Dan, and his friends, gave me love at a time when I had needed it most. I had met him the year we moved back to the Coast. He was a big, solid, gentle guy, a deserter from the American army, one of the group of deserters and draft dodgers who had taken shelter here in Canada and were hiding out from the immigration. They called him “Dirty Dan” because he was a wanna-be biker dude who had grown his hair long and joined the band of gypsy souls who hung out on Fourth Avenue.
Those were crazy days, but they were good days. I remember riding in the car with Dan and my kids, singing to the radio:
“On the way back home we sang a song
But our throats were getting dry
Then we saw the man from across the road
With the sunshine in his eyes…”
There was always music: The Doors, Janice Joplin, The Rolling Stones, T-Rex, Led Zeppelin, the Moody Blues and Van Morrison.
“And all the night’s magic seems to whisper and hush
And all the soft moonlight seems to shine in your blush..”
And all the soft moonlight seems to shine in your blush..”
And here we are again, in my mind’s eye, lolling on the cushions in the middle of the floor at Fat Freddy’s house, passing the pipe of good black hash, listening to that sweet lilting voice of Van Morrison resound from the speakers, cranked up to full volume, sweeping us away into the mystic…
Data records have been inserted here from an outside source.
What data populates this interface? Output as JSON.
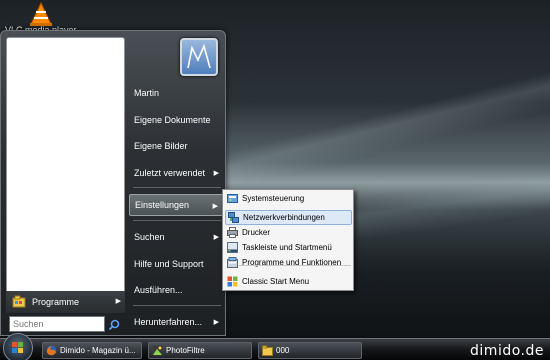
{
  "desktop": {
    "icon_label": "VLC media player"
  },
  "start_menu": {
    "programs_label": "Programme",
    "search_placeholder": "Suchen",
    "right_items": [
      {
        "label": "Martin"
      },
      {
        "label": "Eigene Dokumente"
      },
      {
        "label": "Eigene Bilder"
      },
      {
        "label": "Zuletzt verwendet"
      },
      {
        "label": "Einstellungen"
      },
      {
        "label": "Suchen"
      },
      {
        "label": "Hilfe und Support"
      },
      {
        "label": "Ausführen..."
      },
      {
        "label": "Herunterfahren..."
      }
    ]
  },
  "submenu": {
    "items": [
      {
        "label": "Systemsteuerung",
        "icon": "control-panel-icon"
      },
      {
        "label": "Netzwerkverbindungen",
        "icon": "network-icon"
      },
      {
        "label": "Drucker",
        "icon": "printer-icon"
      },
      {
        "label": "Taskleiste und Startmenü",
        "icon": "taskbar-icon"
      },
      {
        "label": "Programme und Funktionen",
        "icon": "programs-icon"
      },
      {
        "label": "Classic Start Menu",
        "icon": "classic-start-icon"
      }
    ]
  },
  "taskbar": {
    "buttons": [
      {
        "label": "Dimido - Magazin ü...",
        "icon": "firefox-icon"
      },
      {
        "label": "PhotoFiltre",
        "icon": "photofiltre-icon"
      },
      {
        "label": "000",
        "icon": "folder-icon"
      }
    ]
  },
  "watermark": "dimido.de",
  "colors": {
    "menu_dark": "#2c3034",
    "submenu_bg": "#f5f5f5",
    "highlight": "#dde9f6",
    "taskbar": "#15171a"
  }
}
“Can I just have one a’ more Moondance with you, my love
Can I just make some more romance with a-you, my love…”
*** In memory of Dan who I learned is dying (or perhaps already gone) from cancer.
We lived wild in those days during the '70's. I loved him once, but he chose a life of drugs and I had to say goodbye to him to protect myself and my children. Now he's gone, cancer and apparantly a long addiciton to crack cocaine. Karma? Perhaps, but still, I wanted to remember him and the parts of our time together that were free and fun.
Me? I'm still Moondancing, always the free spirit.